It might seem hard to believe in 2022, but for many years, business and personal elements mixed about as well as oil and water. As consumers and employees, people engaged with companies with little thought as to how their actions connected to a central, relevant purpose. But over the past few decades, we’ve seen the relationship between people and businesses evolve completely.
What was once all business (say, buying a product or punching the clock) is now something else entirely. Today, consumers and employees engage heavily with a company’s purpose and values: why the company exists, what problems it solves, and how its solutions create a “net positive.” This was a shift ushered in by first-wave Millennials who began pushing for a more purposeful approach to business as they came of age. But though older Millennials were the first to demand a higher purpose, “Zillennials” and Generation Zers have wasted no time grabbing the torch.

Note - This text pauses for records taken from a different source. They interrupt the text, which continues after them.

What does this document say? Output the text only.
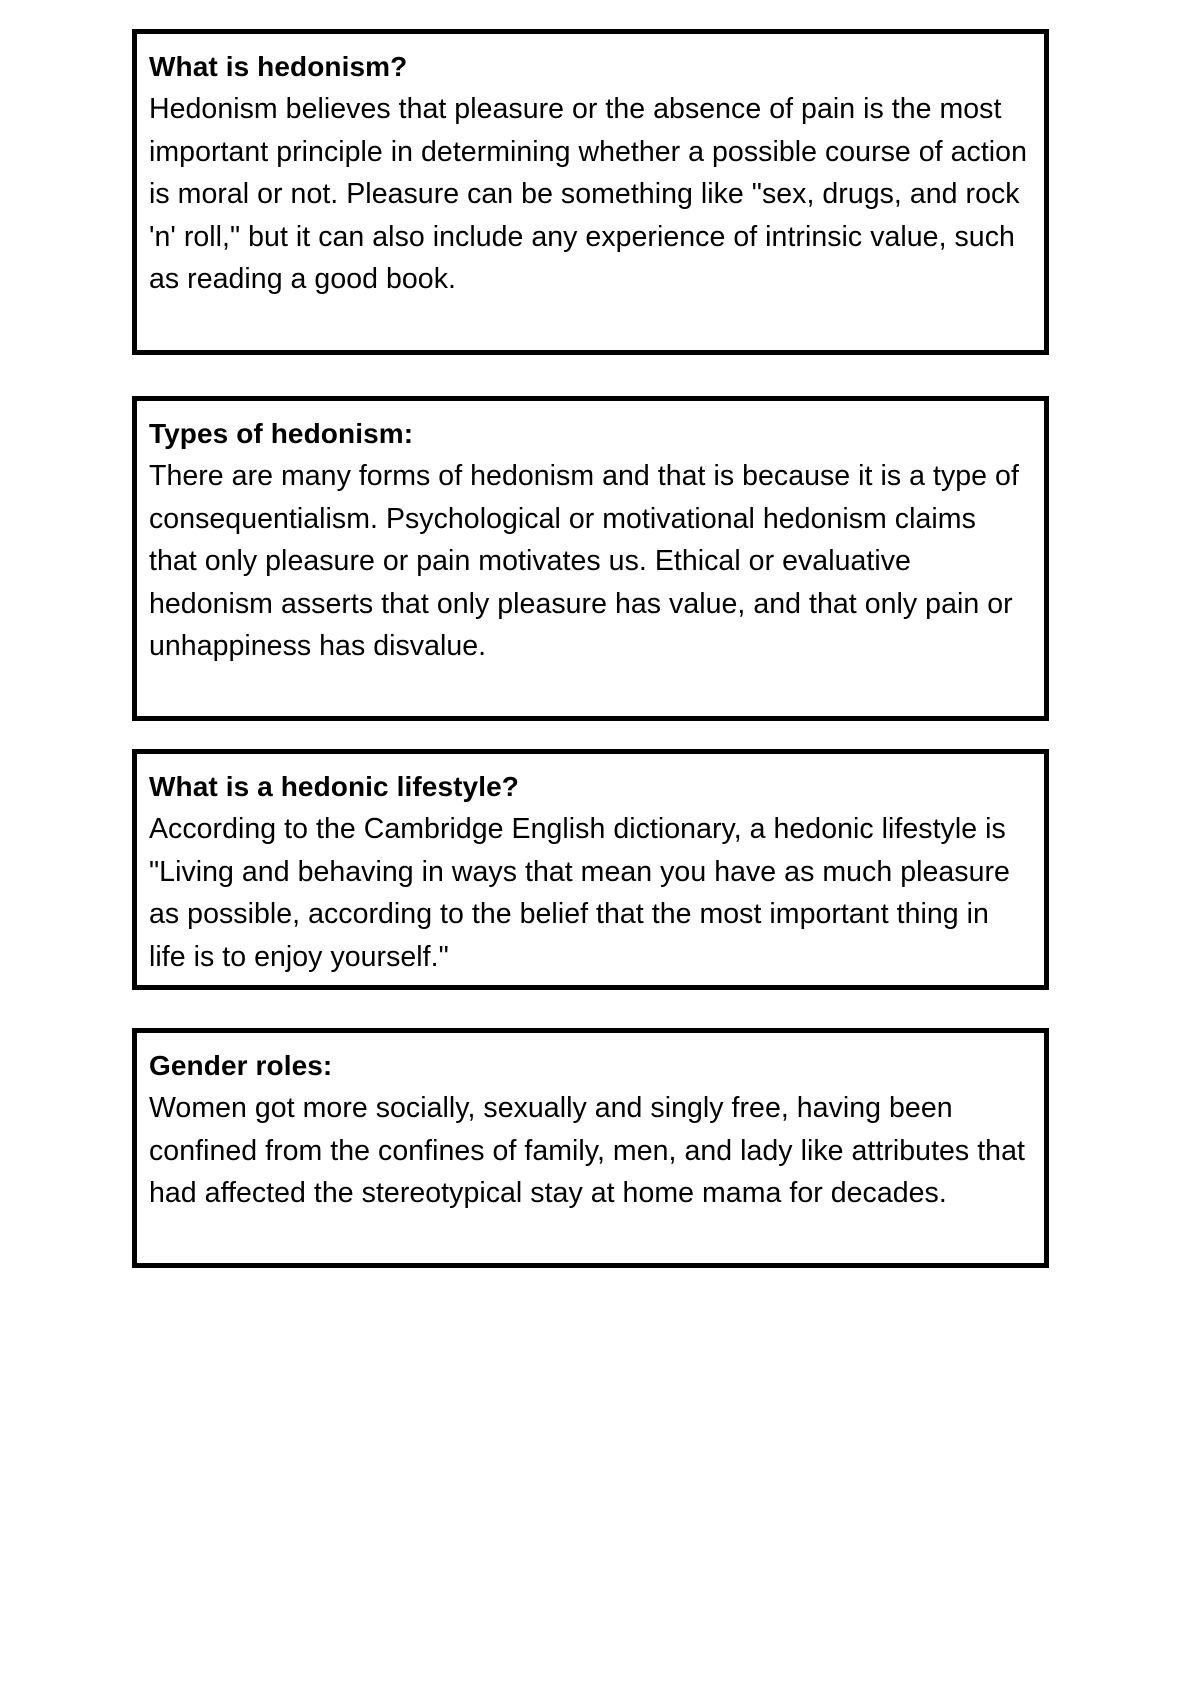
What is hedonism?

Hedonism believes that pleasure or the absence of pain is the most important principle in determining whether a possible course of action is moral or not. Pleasure can be something like "sex, drugs, and rock 'n' roll," but it can also include any experience of intrinsic value, such as reading a good book.

Types of hedonism:

There are many forms of hedonism and that is because it is a type of consequentialism. Psychological or motivational hedonism claims that only pleasure or pain motivates us. Ethical or evaluative hedonism asserts that only pleasure has value, and that only pain or unhappiness has disvalue.

What is a hedonic lifestyle?

According to the Cambridge English dictionary, a hedonic lifestyle is "Living and behaving in ways that mean you have as much pleasure as possible, according to the belief that the most important thing in life is to enjoy yourself."

Gender roles:

Women got more socially, sexually and singly free, having been confined from the confines of family, men, and lady like attributes that had affected the stereotypical stay at home mama for decades.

In particular, Gen Zers want to align who they are with what they do, which is why they view their consumption and employment habits as direct reflections of their value systems. In fact, about two-thirds of Gen Zers believe their work defines them, and over half demand purpose-driven employment, per MetLife. These beliefs have already left an indelible mark on this decade, so it’s only natural that company leaders would try to appeal to young consumers by rallying them around a more compelling purpose.
Unfortunately, that’s where many leaders stop: They map out an ambitious purpose-led strategy, only to find themselves cast in concrete with no idea how to execute. If this sounds like a familiar problem to you, follow these four steps to put your purpose into action:
1. Turn purpose into strategy. More leaders are making powerful commitments to addressing current issues, and that’s wonderful. The problem is they don’t spend enough time exploring how those ambitions will impact people’s decision-making processes, business choices, and their ability to execute those strategies.
For instance, our business strategy consulting firm, BTS, worked with a financial institution client toward the goal of becoming a more integrated organization operating under one balance sheet. This required senior leaders to gain a deeper understanding of other areas in the organization because their decisions would have a more direct effect on areas beyond their own.
Start by articulating how purpose informs your organization’s strategic priorities — and yours. Ask yourself: How do I think about our business now? Does our purpose change the way we create value? If so, how? Organizations that get this right typically outline in very clear terms how the purpose will change:
• The way in which they create value.
• How they engage with their markets, both on the demand side (e.g., where they get their resources and raw materials) and the supply side (e.g., where and how they sell their wares).
• How they will resolve the emerging tensions between the old and the new way of doing things.
2. Link purpose with everyday work. What does living out your organization’s purpose mean in practical terms? Unlike strategy creation (which happens in the boardroom), strategy execution happens through the daily decisions—both big and small—that your people make. Consistent execution means they understand how their day-to-day work connects to the overall strategy and purpose; as a result, they have a solid frame of reference when making decisions within their roles. If your employees have to go through mental gymnastics to make this connection, they’ll have a much harder time aligning their decisions with your purpose.
Focus on specific actions people can take to link purpose with their work every day. Break down complex strategic and behavioral shifts into small, bite-size actions embedded into their flow of work. In addition, it’s important to encourage people to share experiences and keep each other accountable.
3. Anticipate new dilemmas. When one of our CPG clients launched a purpose-led strategy to double the size of its business while also reducing its environmental footprint by half, it was excited to execute on such a great purpose. However, the strategy didn’t quite prepare people for the challenging business decisions to come in terms of the trade-offs required to live up to that purpose.
As purpose informs your strategy, you’ll likely find that previously straightforward decisions now involve unanticipated compromises, other uses of capital and different stakeholders. It’s not a given that everyone will be aligned on how to meet these new challenges. In fact, they often aren’t.
Get ready to question old assumptions. You can’t avoid new dilemmas, but you can (and should) give people the tools to navigate them. Think about these future challenges now and anticipate what trade-offs your organization is comfortable with. Exercises such as scenario planning can go a long way in surfacing new questions, in turn challenging assumptions and the way organizations resolve trade-offs. In our experience, cross-functional teams tackling the big strategic issues will lead to stronger alignment on how to make those challenging decisions.
4. Don’t miss personal purpose. Leaders spend a lot of time and resources defining their purpose and disseminating it throughout the organization and to other stakeholders. But then, they tend to close their eyes and hope for the best. You want your organizational purpose to resonate with your people. They’ll be more engaged, inspired and productive when it does.
The best leaders understand inspiring engagement and productivity means helping employees understand their own personal purpose. Then, leaders can connect that personal purpose with the organization’s purpose. To uncover personal purpose, savvy leaders invest time in understanding each employee’s personal strengths and values. The “sweet spot” here is the intersection between employees’ personal strengths and values and the company’s purpose. Once an employee has discovered their unique sweet spot, the task of uncovering personal purpose becomes much clearer, and answering the question “Where do you want to make a difference and create an impact in the organization?” becomes easier to answer.